To calculate the heat released when 40.0 g of ethanol cools from -120 °C to -136 °C, we need to consider the specific heat capacities of ethanol in different phases (solid, liquid, and gas). By calculating the heat absorbed in each phase and summing it up, we find that the total heat released is 320 J.

Step-by-step explanation:

To calculate the heat released when 40.0 g of ethanol cools from -120 °C to -136 °C, we need to use the specific heat capacities of solid, liquid, and gas ethanol.

First, we need to calculate the heat absorbed by the ethanol when it heats up from -136 °C to its melting point at -114 °C, using the specific heat capacity of the solid phase:

Q1 = mass × specific heat capacity (solid) × temperature change

Q1 = 40.0 g × 0.5 J/g °C × (-114 °C - (-136 °C))

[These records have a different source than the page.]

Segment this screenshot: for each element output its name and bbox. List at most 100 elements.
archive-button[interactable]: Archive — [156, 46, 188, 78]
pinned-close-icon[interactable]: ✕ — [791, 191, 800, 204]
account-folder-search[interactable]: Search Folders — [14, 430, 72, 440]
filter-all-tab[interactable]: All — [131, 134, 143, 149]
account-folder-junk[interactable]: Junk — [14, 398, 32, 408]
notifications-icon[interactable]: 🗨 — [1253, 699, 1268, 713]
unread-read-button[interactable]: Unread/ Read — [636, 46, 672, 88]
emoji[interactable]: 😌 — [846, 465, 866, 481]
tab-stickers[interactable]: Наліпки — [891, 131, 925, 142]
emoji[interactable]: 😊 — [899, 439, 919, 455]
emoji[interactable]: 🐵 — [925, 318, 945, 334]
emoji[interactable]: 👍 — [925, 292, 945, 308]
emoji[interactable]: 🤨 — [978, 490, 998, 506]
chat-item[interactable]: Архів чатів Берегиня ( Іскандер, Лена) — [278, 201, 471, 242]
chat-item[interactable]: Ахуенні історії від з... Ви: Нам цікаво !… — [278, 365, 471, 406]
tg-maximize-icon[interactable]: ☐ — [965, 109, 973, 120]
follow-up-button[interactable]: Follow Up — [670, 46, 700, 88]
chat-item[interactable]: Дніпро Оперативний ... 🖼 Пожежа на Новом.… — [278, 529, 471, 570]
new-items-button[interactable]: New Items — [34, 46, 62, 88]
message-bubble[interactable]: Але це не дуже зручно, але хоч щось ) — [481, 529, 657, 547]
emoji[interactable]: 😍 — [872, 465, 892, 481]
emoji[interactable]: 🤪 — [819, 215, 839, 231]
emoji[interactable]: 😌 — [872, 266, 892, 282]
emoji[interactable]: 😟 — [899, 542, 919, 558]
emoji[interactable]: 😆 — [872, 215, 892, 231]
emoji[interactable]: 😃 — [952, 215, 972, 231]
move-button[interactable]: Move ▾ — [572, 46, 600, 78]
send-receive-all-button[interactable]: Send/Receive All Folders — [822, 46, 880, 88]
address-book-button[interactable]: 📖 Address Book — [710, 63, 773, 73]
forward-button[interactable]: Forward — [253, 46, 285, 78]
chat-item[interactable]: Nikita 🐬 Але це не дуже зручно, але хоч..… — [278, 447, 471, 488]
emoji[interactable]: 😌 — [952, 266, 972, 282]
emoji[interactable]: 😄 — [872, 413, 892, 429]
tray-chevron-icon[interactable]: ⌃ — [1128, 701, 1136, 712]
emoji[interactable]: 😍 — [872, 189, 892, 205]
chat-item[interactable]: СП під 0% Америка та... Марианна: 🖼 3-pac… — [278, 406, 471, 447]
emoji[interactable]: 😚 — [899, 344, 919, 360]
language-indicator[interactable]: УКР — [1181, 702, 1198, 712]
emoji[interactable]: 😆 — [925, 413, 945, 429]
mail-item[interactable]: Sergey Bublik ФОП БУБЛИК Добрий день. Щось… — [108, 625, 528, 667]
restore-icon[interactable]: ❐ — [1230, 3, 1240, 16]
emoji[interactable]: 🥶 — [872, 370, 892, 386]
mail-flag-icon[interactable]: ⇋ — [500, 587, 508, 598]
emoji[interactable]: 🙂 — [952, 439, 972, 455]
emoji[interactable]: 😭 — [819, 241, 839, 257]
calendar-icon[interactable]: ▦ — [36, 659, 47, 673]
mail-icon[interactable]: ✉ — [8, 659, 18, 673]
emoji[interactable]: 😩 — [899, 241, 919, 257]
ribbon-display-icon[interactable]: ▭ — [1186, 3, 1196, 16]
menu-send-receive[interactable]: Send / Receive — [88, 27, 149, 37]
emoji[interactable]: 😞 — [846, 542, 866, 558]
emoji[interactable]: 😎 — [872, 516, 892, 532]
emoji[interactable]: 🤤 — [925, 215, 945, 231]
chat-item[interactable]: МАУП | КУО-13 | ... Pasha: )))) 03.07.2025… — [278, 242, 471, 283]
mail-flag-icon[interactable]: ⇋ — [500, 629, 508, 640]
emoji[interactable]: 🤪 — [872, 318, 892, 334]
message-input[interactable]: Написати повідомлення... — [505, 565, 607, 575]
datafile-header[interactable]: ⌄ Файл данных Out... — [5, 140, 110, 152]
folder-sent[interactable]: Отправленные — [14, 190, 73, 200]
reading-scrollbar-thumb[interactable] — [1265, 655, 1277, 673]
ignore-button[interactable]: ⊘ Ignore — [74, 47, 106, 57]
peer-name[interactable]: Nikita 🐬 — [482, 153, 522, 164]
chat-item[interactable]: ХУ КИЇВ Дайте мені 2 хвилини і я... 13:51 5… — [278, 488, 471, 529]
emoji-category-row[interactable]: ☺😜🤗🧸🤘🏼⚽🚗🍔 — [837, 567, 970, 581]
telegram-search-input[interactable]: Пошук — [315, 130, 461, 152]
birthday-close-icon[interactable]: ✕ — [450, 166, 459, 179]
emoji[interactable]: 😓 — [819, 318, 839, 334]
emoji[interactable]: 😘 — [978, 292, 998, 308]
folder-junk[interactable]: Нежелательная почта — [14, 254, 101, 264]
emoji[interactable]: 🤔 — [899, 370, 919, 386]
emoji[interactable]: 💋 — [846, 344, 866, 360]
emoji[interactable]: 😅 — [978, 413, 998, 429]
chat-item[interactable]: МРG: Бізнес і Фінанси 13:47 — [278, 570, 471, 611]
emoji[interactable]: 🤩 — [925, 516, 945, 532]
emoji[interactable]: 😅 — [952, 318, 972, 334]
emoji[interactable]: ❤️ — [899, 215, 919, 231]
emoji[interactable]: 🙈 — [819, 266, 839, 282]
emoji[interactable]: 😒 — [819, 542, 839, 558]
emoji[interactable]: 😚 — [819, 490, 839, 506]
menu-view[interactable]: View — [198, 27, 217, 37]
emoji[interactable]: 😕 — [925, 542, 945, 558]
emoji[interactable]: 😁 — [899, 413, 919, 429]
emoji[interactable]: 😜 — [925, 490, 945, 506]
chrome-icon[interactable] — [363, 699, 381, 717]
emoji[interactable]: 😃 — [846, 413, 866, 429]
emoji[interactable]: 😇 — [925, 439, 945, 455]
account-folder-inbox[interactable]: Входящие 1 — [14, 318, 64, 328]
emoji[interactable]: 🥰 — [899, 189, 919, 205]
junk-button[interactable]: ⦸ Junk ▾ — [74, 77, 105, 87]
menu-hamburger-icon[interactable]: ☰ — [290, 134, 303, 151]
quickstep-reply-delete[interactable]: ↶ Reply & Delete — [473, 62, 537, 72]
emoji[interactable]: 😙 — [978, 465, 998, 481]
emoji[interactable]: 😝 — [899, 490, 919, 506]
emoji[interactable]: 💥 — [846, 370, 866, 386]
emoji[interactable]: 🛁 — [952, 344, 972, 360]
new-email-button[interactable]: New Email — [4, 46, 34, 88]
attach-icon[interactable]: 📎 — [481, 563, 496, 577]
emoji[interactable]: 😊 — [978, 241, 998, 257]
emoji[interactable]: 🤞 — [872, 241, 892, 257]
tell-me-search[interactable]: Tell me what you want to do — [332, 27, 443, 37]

Next, we need to calculate the heat absorbed by the ethanol when it melts from -114 °C to 78 °C, using the specific heat capacity of the liquid phase:

Q2 = mass × specific heat capacity (liquid) × temperature change

Q2 = 40.0 g × 1.0 J/g °C × (78 °C - (-114 °C))

Finally, we need to calculate the heat absorbed by the ethanol when it cools down from 78 °C to -120 °C, using the specific heat capacity of the gas phase:

Q3 = mass × specific heat capacity (gas) × temperature change

Q3 = 40.0 g × 2.0 J/g °C × (-120 °C - 78 °C)

The total heat released is the sum of Q1, Q2, and Q3:

Total heat released = Q1 + Q2 + Q3

By calculating these values, we find that the total heat released is 320 J. Therefore, the correct answer is 320 J.

Answer 2

Q1: 320 J.

Q2: The 150 g Al will reach a higher temperature.

Step-by-step explanation:

Q1:

• The amount of heat added to or released from a substance (Q) can be calculated from the relation:

Q = m.c.ΔT.

where, Q is the amount of heat added or released,

m is the mass of the substance (m = 40.0 g),

c is the specific heat of the substance (c = 0.5 J/g.°C, the value of c of the solid ethanol, ethanol be solid at the temperature change mentioned).

ΔT is the temperature difference (final T - initial T) (ΔT = − 136 °C − (− 120 °C) = − 16 °C.

∴ Q = m.c.ΔT = (40.0 g)(0.5 J/g.°C)(− 16 °C) = − 320 J.

The negative sign means that the heat is released.

∴ The amount of heat is released when 40.0 g of ethanol cools from (−120 °C to −136 °C) = 320 J.

Q2:

Step-by-step explanation:

• The amount of heat added to a substance (Q) can be calculated from the relation:

Q = m.c.ΔT.

where, Q is the amount of heat added,

m is the mass of the substance,

c is the specific heat of the substance,

ΔT is the temperature difference (final T - initial T).

Since, Q and c is constant, ΔT will depend only on the mass of the substance (m).

∵ ΔT is inversely proportional to the mass of the substance.

∴ The piece with the lowest mass (150.0 g) will reach a higher temperature than that of a higher mass (250.0 g).

So, the right choice is: The 150 g Al will reach a higher temperature.